No, your original understanding was the more correct one. There is absolutely zero logic to be found inside an LLM, other than coincidentally.

What you are seeing is a semi-randomized prediction engine. It does not "know" things, it only shows you an approximation of what a completion of its system prompt and your prompt combined would look like, when extrapolated from its training corpus.

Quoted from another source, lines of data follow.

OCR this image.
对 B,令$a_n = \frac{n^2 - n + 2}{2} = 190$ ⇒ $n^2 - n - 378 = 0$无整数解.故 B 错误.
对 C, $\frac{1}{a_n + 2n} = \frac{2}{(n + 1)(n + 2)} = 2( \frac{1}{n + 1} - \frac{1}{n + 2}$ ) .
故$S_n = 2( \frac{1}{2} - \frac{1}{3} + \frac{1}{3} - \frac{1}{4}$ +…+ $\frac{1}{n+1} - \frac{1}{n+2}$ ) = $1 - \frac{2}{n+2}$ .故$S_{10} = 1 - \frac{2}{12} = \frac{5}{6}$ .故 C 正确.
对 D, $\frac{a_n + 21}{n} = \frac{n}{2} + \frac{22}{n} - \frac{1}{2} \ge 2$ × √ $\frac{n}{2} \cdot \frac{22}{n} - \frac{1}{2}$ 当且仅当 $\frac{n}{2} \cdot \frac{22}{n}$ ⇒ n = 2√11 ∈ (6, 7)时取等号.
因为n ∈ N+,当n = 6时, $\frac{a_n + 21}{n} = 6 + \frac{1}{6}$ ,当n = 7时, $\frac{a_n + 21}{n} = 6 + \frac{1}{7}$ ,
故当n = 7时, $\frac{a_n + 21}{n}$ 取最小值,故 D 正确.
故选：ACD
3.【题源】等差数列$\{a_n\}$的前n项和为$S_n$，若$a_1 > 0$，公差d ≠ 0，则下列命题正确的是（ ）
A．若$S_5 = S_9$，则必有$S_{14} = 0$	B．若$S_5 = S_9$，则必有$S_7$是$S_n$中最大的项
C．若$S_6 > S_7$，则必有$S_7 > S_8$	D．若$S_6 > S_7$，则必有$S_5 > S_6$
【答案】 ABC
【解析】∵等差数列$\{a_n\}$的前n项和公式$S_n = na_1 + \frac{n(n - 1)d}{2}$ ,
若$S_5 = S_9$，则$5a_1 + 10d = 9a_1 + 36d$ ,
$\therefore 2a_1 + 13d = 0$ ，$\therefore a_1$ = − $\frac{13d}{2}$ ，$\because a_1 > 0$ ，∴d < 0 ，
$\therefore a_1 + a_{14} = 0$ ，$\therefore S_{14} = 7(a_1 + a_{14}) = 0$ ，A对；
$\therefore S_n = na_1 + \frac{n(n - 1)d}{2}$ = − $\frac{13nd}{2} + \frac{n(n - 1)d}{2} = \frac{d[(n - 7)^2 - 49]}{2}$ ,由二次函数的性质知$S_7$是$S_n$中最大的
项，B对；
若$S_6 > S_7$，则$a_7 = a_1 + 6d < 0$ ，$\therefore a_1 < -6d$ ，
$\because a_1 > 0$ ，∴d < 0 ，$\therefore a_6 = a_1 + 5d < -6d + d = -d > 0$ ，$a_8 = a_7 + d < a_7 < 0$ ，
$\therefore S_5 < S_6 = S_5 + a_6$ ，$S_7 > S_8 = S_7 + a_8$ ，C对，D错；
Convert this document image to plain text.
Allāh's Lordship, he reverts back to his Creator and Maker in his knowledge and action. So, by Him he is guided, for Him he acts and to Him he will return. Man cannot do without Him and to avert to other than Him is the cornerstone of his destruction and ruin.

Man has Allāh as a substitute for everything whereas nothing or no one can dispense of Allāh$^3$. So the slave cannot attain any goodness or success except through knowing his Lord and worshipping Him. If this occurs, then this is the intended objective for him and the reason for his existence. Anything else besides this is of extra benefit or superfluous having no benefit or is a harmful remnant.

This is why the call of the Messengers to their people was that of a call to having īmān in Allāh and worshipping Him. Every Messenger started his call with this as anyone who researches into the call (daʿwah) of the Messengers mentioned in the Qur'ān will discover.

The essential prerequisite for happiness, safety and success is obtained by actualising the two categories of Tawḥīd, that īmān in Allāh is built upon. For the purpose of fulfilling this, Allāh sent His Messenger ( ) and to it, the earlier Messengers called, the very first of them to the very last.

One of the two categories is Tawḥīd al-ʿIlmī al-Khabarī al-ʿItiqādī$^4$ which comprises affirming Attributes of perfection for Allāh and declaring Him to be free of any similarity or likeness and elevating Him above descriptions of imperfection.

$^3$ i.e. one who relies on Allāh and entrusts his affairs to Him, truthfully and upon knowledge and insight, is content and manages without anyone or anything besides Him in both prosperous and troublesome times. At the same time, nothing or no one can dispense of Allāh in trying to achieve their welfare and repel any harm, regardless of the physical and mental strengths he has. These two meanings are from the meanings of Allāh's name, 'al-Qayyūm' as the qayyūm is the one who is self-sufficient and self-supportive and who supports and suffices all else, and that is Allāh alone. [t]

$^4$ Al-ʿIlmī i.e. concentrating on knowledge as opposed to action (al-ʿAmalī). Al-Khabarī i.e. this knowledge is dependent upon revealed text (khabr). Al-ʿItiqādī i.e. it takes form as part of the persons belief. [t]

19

What you've mistaken for a "logical model" is simply a large amount of repeated information. To show the difference between this and logic, you need only look at something like the "seahorse emoji" case.

Philpax|4 months ago

No, their revised understanding is more accurate. The model has internal representations of concepts; the seahorse emoji fails because it uses those representations and stumbles: https://vgel.me/posts/seahorse/

nearbuy|4 months ago

If anything, the seahorse emoji case is exactly the type of thing you wouldn't expect to happen if LLMs just repeated information from their training corpus. It starts producing a weird dialogue that's completely unlike its training corpus, while trying to produce an emoji it's never seen during training. Why would it try to write an emoji that's not in its training data? This is totally different than its normal response when asked to produce a non-existent emoji. Normally, it just tells you the emoji doesn't exist.

So what is it repeating?

It's not enough to just point to an instance of LLMs producing weird or dumb output. You need to show how it fits with your theory that they "just repeating information". This is like pointing out one of the millions of times a person has said something weird, dumb, or nonsensical and claiming it proves humans can't think and can only repeat information.